Gambar 1 : Skema Kerangka Pemikiran Lahan Sawah Lahan Perumahan Konversi Lahan Faktor Internal: Proporsi pendapatan Produktivitas lahan Luas lahan Status lahan Faktor Eksternal: Kebijakan Pemerintah (Pajak tanah) Kebijakan Tata Ruang Harga Lahan Analisis probabilitas Keputusan untuk Mengkonversi Keputusan untuk Tidak Mengkonversi Keterangan: Menyatakan Keputusan Menyatakan hubungan

2.4 Hipotesis Penelitian Diduga faktor yang mempengaruhi keputusan petani dalam mengkonversi lahan adalah: a. Faktor harga. Hal ini sesuai berdasarkan hukum penawaran bila harga meningkat maka penawaran barang akan meningkat pula dalam hal ini barang tersebut adalah sebidang tanah sehingga memungkinkan terjadinya alih fungsi lahan pertanian jika pembeli adalah developer.
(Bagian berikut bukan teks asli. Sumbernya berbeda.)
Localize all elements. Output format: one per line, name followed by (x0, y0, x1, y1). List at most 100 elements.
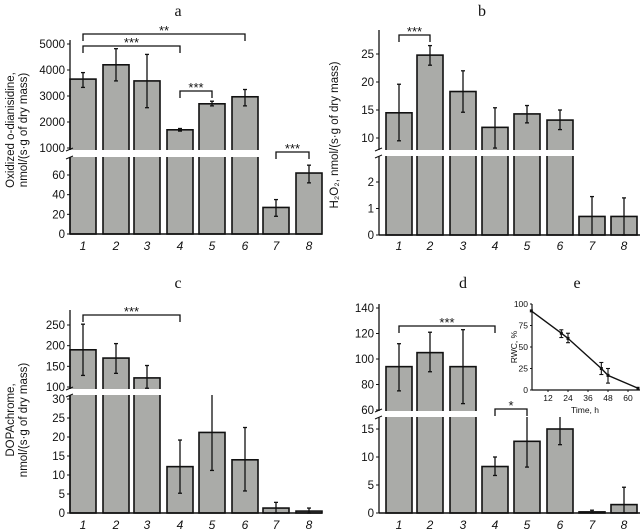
error-bar-1 (397, 83, 401, 142)
y-tick-label: 100 (514, 299, 528, 309)
axis-break-mark (65, 155, 74, 160)
axis-break-mark (374, 415, 383, 420)
y-tick-label: 0 (59, 229, 65, 241)
bracket-line (179, 90, 213, 98)
x-tick-label: 5 (524, 518, 531, 531)
bar-6 (546, 119, 574, 236)
error-bar-1 (81, 323, 85, 377)
error-bar-4 (493, 107, 497, 149)
bracket-line (275, 151, 310, 159)
x-tick-label: 7 (589, 239, 597, 253)
error-bar-2 (114, 342, 118, 375)
y-tick-label: 30 (52, 394, 65, 406)
y-tick-label: 50 (519, 342, 529, 352)
x-tick-label: 1 (80, 239, 87, 253)
y-tick-label: 140 (355, 303, 374, 315)
axis-break-mark (65, 393, 74, 398)
panel-title: c (174, 275, 181, 292)
y-tick-label: 5 (59, 489, 65, 501)
x-tick-label: 36 (583, 393, 593, 403)
x-tick-label: 2 (426, 518, 434, 531)
x-tick-label: 2 (112, 518, 120, 531)
x-tick-label: 3 (144, 518, 151, 531)
x-tick-label: 8 (306, 239, 313, 253)
x-tick-label: 5 (209, 518, 216, 531)
panel-c: c 100 150 200 250 0 5 10 15 20 25 30 1 2 3 4 5 6 7 8 DOPAchr… (5, 275, 324, 531)
error-bar-1 (397, 343, 401, 392)
significance-bracket: *** (179, 80, 213, 98)
y-tick-label: 0 (523, 385, 528, 395)
y-tick-label: 80 (361, 380, 374, 392)
y-tick-label: 150 (46, 361, 65, 373)
y-tick-label: 60 (52, 170, 65, 182)
significance-bracket: * (494, 398, 528, 416)
error-bar (606, 367, 610, 384)
error-bar-4 (178, 439, 182, 494)
significance-bracket: *** (275, 141, 310, 159)
x-tick-label: 7 (273, 518, 281, 531)
y-axis-label: nmol/(s·g of dry mass) (18, 363, 30, 478)
error-bar (599, 361, 604, 376)
x-tick-label: 2 (426, 239, 434, 253)
error-bar-8 (307, 164, 311, 184)
significance-label: *** (124, 35, 139, 50)
y-tick-label: 25 (519, 364, 529, 374)
x-tick-label: 7 (589, 518, 597, 531)
error-bar-2 (114, 48, 118, 82)
x-tick-label: 48 (603, 393, 613, 403)
x-tick-label: 1 (396, 239, 403, 253)
bracket-line (494, 408, 528, 416)
y-tick-label: 120 (355, 329, 374, 341)
y-tick-label: 10 (361, 133, 374, 145)
y-tick-label: 100 (355, 354, 374, 366)
x-tick-label: 2 (112, 239, 120, 253)
y-axis-label: RWC, % (509, 330, 519, 363)
significance-bracket: *** (398, 315, 496, 333)
y-axis-label: H₂O₂, nmol/(s·g of dry mass) (329, 61, 341, 208)
axis-break-mark (65, 147, 74, 152)
error-bar-6 (243, 88, 247, 107)
y-tick-label: 0 (368, 230, 374, 242)
bracket-line (82, 45, 181, 53)
panel-title: d (459, 275, 467, 292)
y-tick-label: 250 (46, 320, 65, 332)
y-tick-label: 60 (361, 405, 374, 417)
error-bar-4 (178, 127, 182, 132)
bracket-line (82, 33, 246, 41)
error-bar-6 (558, 109, 562, 131)
x-tick-label: 1 (396, 518, 403, 531)
significance-bracket: ** (82, 23, 246, 41)
x-tick-label: 7 (273, 239, 281, 253)
y-tick-label: 4000 (39, 65, 65, 77)
x-axis-label: Time, h (571, 405, 599, 415)
bar-2 (102, 357, 130, 514)
significance-label: ** (159, 23, 169, 38)
x-tick-label: 60 (623, 393, 633, 403)
significance-label: * (508, 398, 513, 413)
axis-break-band (375, 411, 642, 417)
x-tick-label: 3 (460, 518, 467, 531)
significance-label: *** (124, 304, 139, 319)
y-tick-label: 100 (46, 382, 65, 394)
y-axis-label: Oxidized o-dianisidine, (5, 72, 17, 188)
error-bar-1 (81, 71, 85, 89)
series-line (530, 310, 639, 389)
y-tick-label: 20 (52, 209, 65, 221)
bar-2 (416, 54, 444, 236)
axis-break-mark (374, 154, 383, 159)
y-tick-label: 10 (361, 452, 374, 464)
error-bar (566, 332, 570, 344)
x-tick-label: 4 (492, 518, 499, 531)
y-tick-label: 2000 (39, 117, 65, 129)
bar-4 (166, 129, 194, 235)
x-tick-label: 12 (543, 393, 553, 403)
y-tick-label: 3000 (39, 91, 65, 103)
error-bar-5 (210, 100, 214, 107)
bracket-line (82, 314, 181, 322)
y-tick-label: 25 (361, 49, 374, 61)
bar-3 (133, 377, 161, 514)
x-tick-label: 6 (557, 239, 564, 253)
significance-label: *** (188, 80, 203, 95)
y-tick-label: 40 (52, 190, 65, 202)
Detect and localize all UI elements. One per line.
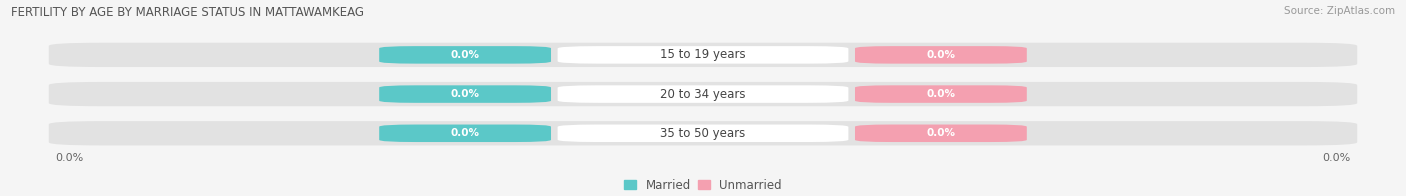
FancyBboxPatch shape	[49, 82, 1357, 106]
Text: 0.0%: 0.0%	[927, 89, 956, 99]
Legend: Married, Unmarried: Married, Unmarried	[624, 179, 782, 192]
FancyBboxPatch shape	[380, 46, 551, 64]
FancyBboxPatch shape	[558, 46, 848, 64]
Text: Source: ZipAtlas.com: Source: ZipAtlas.com	[1284, 6, 1395, 16]
FancyBboxPatch shape	[49, 43, 1357, 67]
Text: 0.0%: 0.0%	[450, 128, 479, 138]
Text: FERTILITY BY AGE BY MARRIAGE STATUS IN MATTAWAMKEAG: FERTILITY BY AGE BY MARRIAGE STATUS IN M…	[11, 6, 364, 19]
Text: 0.0%: 0.0%	[55, 152, 83, 163]
Text: 0.0%: 0.0%	[450, 50, 479, 60]
Text: 0.0%: 0.0%	[927, 128, 956, 138]
Text: 35 to 50 years: 35 to 50 years	[661, 127, 745, 140]
Text: 0.0%: 0.0%	[927, 50, 956, 60]
FancyBboxPatch shape	[855, 46, 1026, 64]
FancyBboxPatch shape	[855, 85, 1026, 103]
Text: 15 to 19 years: 15 to 19 years	[661, 48, 745, 61]
FancyBboxPatch shape	[380, 124, 551, 142]
FancyBboxPatch shape	[855, 124, 1026, 142]
FancyBboxPatch shape	[558, 124, 848, 142]
Text: 0.0%: 0.0%	[1323, 152, 1351, 163]
FancyBboxPatch shape	[49, 121, 1357, 145]
FancyBboxPatch shape	[558, 85, 848, 103]
FancyBboxPatch shape	[380, 85, 551, 103]
Text: 0.0%: 0.0%	[450, 89, 479, 99]
Text: 20 to 34 years: 20 to 34 years	[661, 88, 745, 101]
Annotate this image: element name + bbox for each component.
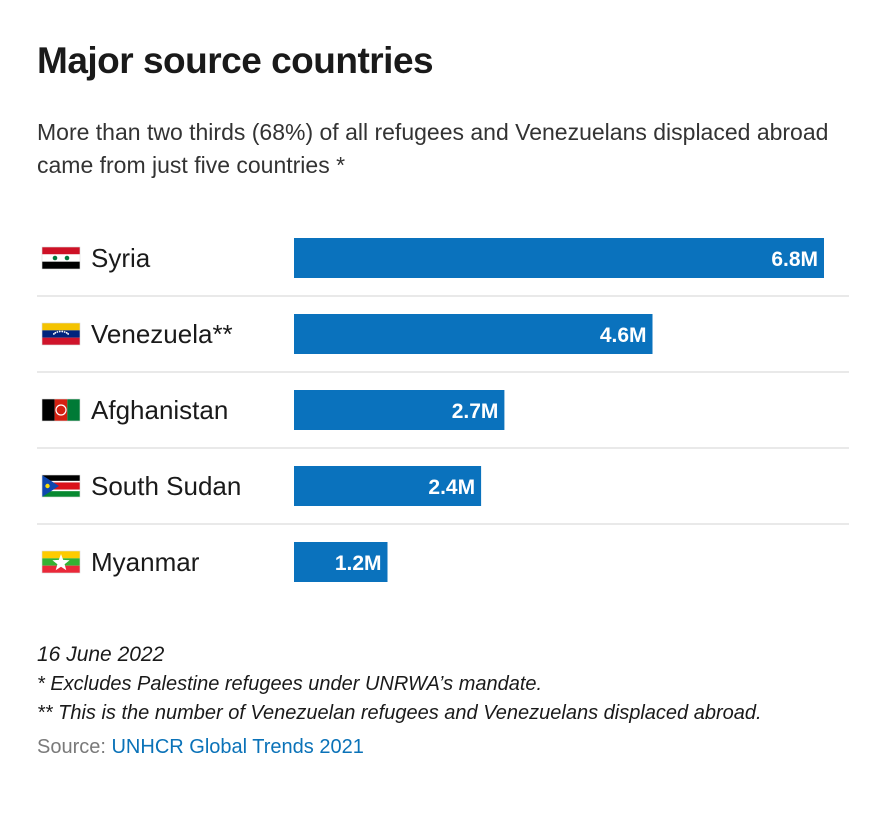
- value-label: 2.4M: [428, 476, 475, 499]
- page-title: Major source countries: [37, 40, 434, 81]
- value-label: 6.8M: [771, 248, 818, 271]
- category-label: Afghanistan: [91, 395, 228, 425]
- value-label: 1.2M: [335, 552, 382, 575]
- category-label: Syria: [91, 243, 151, 273]
- bar: [294, 314, 653, 354]
- bar: [294, 466, 482, 506]
- source-link[interactable]: UNHCR Global Trends 2021: [111, 736, 364, 758]
- category-label: Myanmar: [91, 547, 200, 577]
- category-label: Venezuela**: [91, 319, 233, 349]
- footnote-2: ** This is the number of Venezuelan refu…: [37, 702, 762, 724]
- flag-syria-icon: [41, 246, 81, 270]
- category-label: South Sudan: [91, 471, 241, 501]
- flag-myanmar-icon: [41, 550, 81, 574]
- footnote-1: * Excludes Palestine refugees under UNRW…: [37, 673, 543, 695]
- flag-south-sudan-icon: [41, 474, 81, 498]
- value-label: 2.7M: [452, 400, 499, 423]
- chart-footer: 16 June 2022 * Excludes Palestine refuge…: [37, 640, 877, 761]
- publication-date: 16 June 2022: [37, 643, 165, 666]
- source-label: Source:: [37, 736, 112, 758]
- bar: [294, 390, 505, 430]
- flag-venezuela-icon: [41, 322, 81, 346]
- source-line: Source: UNHCR Global Trends 2021: [37, 733, 877, 761]
- bar: [294, 542, 388, 582]
- value-label: 4.6M: [600, 324, 647, 347]
- chart-subtitle: More than two thirds (68%) of all refuge…: [37, 119, 829, 178]
- flag-afghanistan-icon: [41, 398, 81, 422]
- bar: [294, 238, 824, 278]
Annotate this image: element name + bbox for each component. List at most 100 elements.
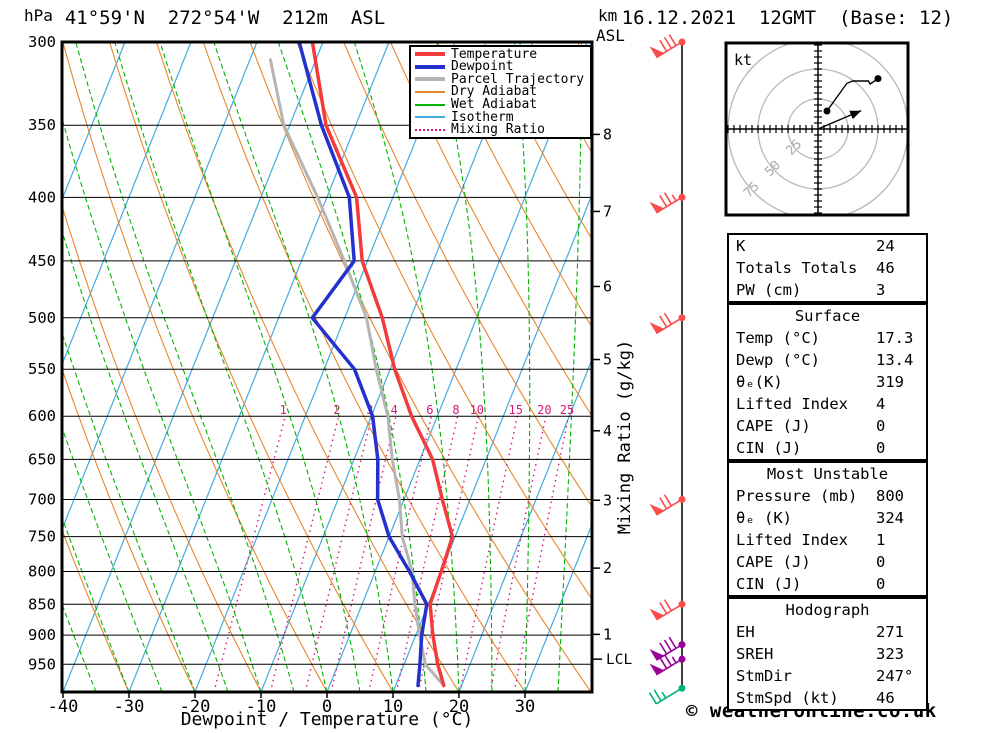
surface-panel-title: Surface [794,307,861,325]
wind-barb [648,684,686,705]
legend-line-sample [415,128,445,131]
pressure-tick-label: 350 [28,116,56,134]
storm-motion-arrowhead [849,110,862,120]
row-value: 13.4 [876,351,914,369]
x-tick-label: 30 [515,697,535,717]
row-label: StmSpd (kt) [736,689,839,707]
row-value: 247° [876,667,914,685]
skewt-background [0,42,592,692]
wet-adiabat-line [436,42,493,692]
mixing-ratio-value-label: 6 [426,403,433,417]
row-label: StmDir [736,667,792,685]
mixing-ratio-value-label: 8 [452,403,459,417]
legend-item: Temperature [411,47,590,62]
km-tick-label: 3 [603,491,612,509]
wind-barb [649,34,686,59]
dry-adiabat-line [202,42,526,692]
mixing-ratio-value-label: 15 [509,403,523,417]
mixing-ratio-value-label: 20 [537,403,551,417]
legend-item-label: Parcel Trajectory [451,71,585,87]
row-label: Lifted Index [736,395,848,413]
row-label: PW (cm) [736,281,802,299]
hodograph-border [724,41,910,217]
row-value: 0 [876,417,886,435]
legend-item: Mixing Ratio [411,122,590,137]
hodograph-rows: EH 271 SREH 323 StmDir 247° StmSpd (kt) 46 [729,621,926,709]
x-tick-label: -20 [180,697,211,717]
wind-barb [649,654,686,676]
dry-adiabat-line [483,42,592,241]
isotherm-line [62,42,258,532]
hodograph-unit-label: kt [734,51,752,69]
row-value: 1 [876,531,886,549]
pressure-tick-label: 400 [28,188,56,206]
table-row: θₑ(K) 319 [729,371,926,393]
legend-item: Wet Adiabat [411,97,590,113]
row-value: 3 [876,281,886,299]
row-value: 324 [876,509,904,527]
table-row: θₑ (K) 324 [729,507,926,529]
hodograph-panel: Hodograph EH 271 SREH 323 StmDir 247° StmSpd (… [727,597,928,711]
mixing-ratio-line [459,416,518,692]
km-tick-label: 1 [603,625,612,643]
table-row: PW (cm) 3 [729,279,926,301]
row-label: Dewp (°C) [736,351,820,369]
legend-item: Isotherm [411,110,590,125]
hodograph-ring-label: 25 [783,137,805,159]
row-value: 46 [876,259,895,277]
lcl-label: LCL [606,652,632,668]
x-tick-label: 0 [322,697,332,717]
table-row: Dewp (°C) 13.4 [729,349,926,371]
table-row: CIN (J) 0 [729,437,926,459]
dry-adiabat-line [436,42,592,329]
row-label: Totals Totals [736,259,858,277]
mixing-ratio-value-label: 10 [470,403,484,417]
table-row: SREH 323 [729,643,926,665]
mixing-ratio-line [304,416,373,692]
row-label: Temp (°C) [736,329,820,347]
legend-item-label: Wet Adiabat [451,97,538,113]
legend-line-sample [415,116,445,119]
wind-barb [649,312,686,335]
mixing-ratio-value-label: 2 [333,403,340,417]
km-tick-label: 6 [603,277,612,295]
km-tick-label: 2 [603,559,612,577]
temperature-axis-label: Dewpoint / Temperature (°C) [180,709,474,730]
x-tick-label: -40 [48,697,79,717]
indices-panel: K 24 Totals Totals 46 PW (cm) 3 [727,233,928,303]
wet-adiabat-line [159,42,361,692]
row-label: θₑ (K) [736,509,792,527]
most-unstable-panel: Most Unstable Pressure (mb) 800 θₑ (K) 324 L… [727,461,928,597]
pressure-tick-label: 500 [28,309,56,327]
row-value: 0 [876,439,886,457]
legend-item-label: Dewpoint [451,59,514,75]
wet-adiabat-line [62,425,163,692]
km-tick-label: 4 [603,422,612,440]
wet-adiabat-line [353,42,460,692]
wet-adiabat-line [514,42,531,692]
row-value: 24 [876,237,895,255]
km-tick-label: 5 [603,351,612,369]
row-value: 46 [876,689,895,707]
mixing-ratio-axis-label: Mixing Ratio (g/kg) [615,340,635,534]
legend-line-sample [415,90,445,93]
row-label: K [736,237,746,255]
km-axis-unit: km [598,6,618,25]
row-label: EH [736,623,755,641]
row-label: θₑ(K) [736,373,783,391]
pressure-tick-label: 850 [28,595,56,613]
wet-adiabat-line [75,42,295,692]
pressure-tick-label: 750 [28,528,56,546]
row-value: 0 [876,553,886,571]
most-unstable-rows: Pressure (mb) 800 θₑ (K) 324 Lifted Index 1 CA… [729,485,926,595]
row-label: SREH [736,645,774,663]
dry-adiabat-line [62,528,130,692]
row-label: CAPE (J) [736,553,811,571]
row-value: 0 [876,575,886,593]
table-row: CAPE (J) 0 [729,415,926,437]
table-row: CAPE (J) 0 [729,551,926,573]
row-value: 17.3 [876,329,914,347]
wet-adiabat-line [0,42,30,692]
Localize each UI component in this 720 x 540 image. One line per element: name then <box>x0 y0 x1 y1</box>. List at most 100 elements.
Dari hasil temuan Rusastra (1997) di Kalimantan Selatan, alasan utama petani melakukan konversi lahan adalah karena kebutuhan dan harga lahan yang tinggi, skala usaha yang kurang efisien untuk diusahakan. b. Pajak lahan dan pendapatan. Hal ini sesuai dengan penelitian Syafa at (1995) di Jawa menemukan bahwa alasan utama petani melakukan konversi lahan adalah pajak lahan yang tinggi cenderung mendorong petani untuk melakukan konversi dan rasio pendapatan non pertanian terhadap pendapatan total yang tinggi cenderung menghambat petani untuk melakukan konversi. c. Status lahan. Hal ini sesuai penelitian Jamal (2001), di Kabupaten Karawang, Jawa Barat, dalam proses alih fungsi lahan secara signifikan status lahan mempengaruhi konversi lahan. d. Kebijakan pemerintah. Hal ini sesuai dengan penelitian Supriyadi (2004) menyatakan bahwa setidaknya ada tiga faktor penting yang menyebabkan terjadinya alih fungsi lahan sawah salah satunya adalah aspek regulasi yang dikeluarkan.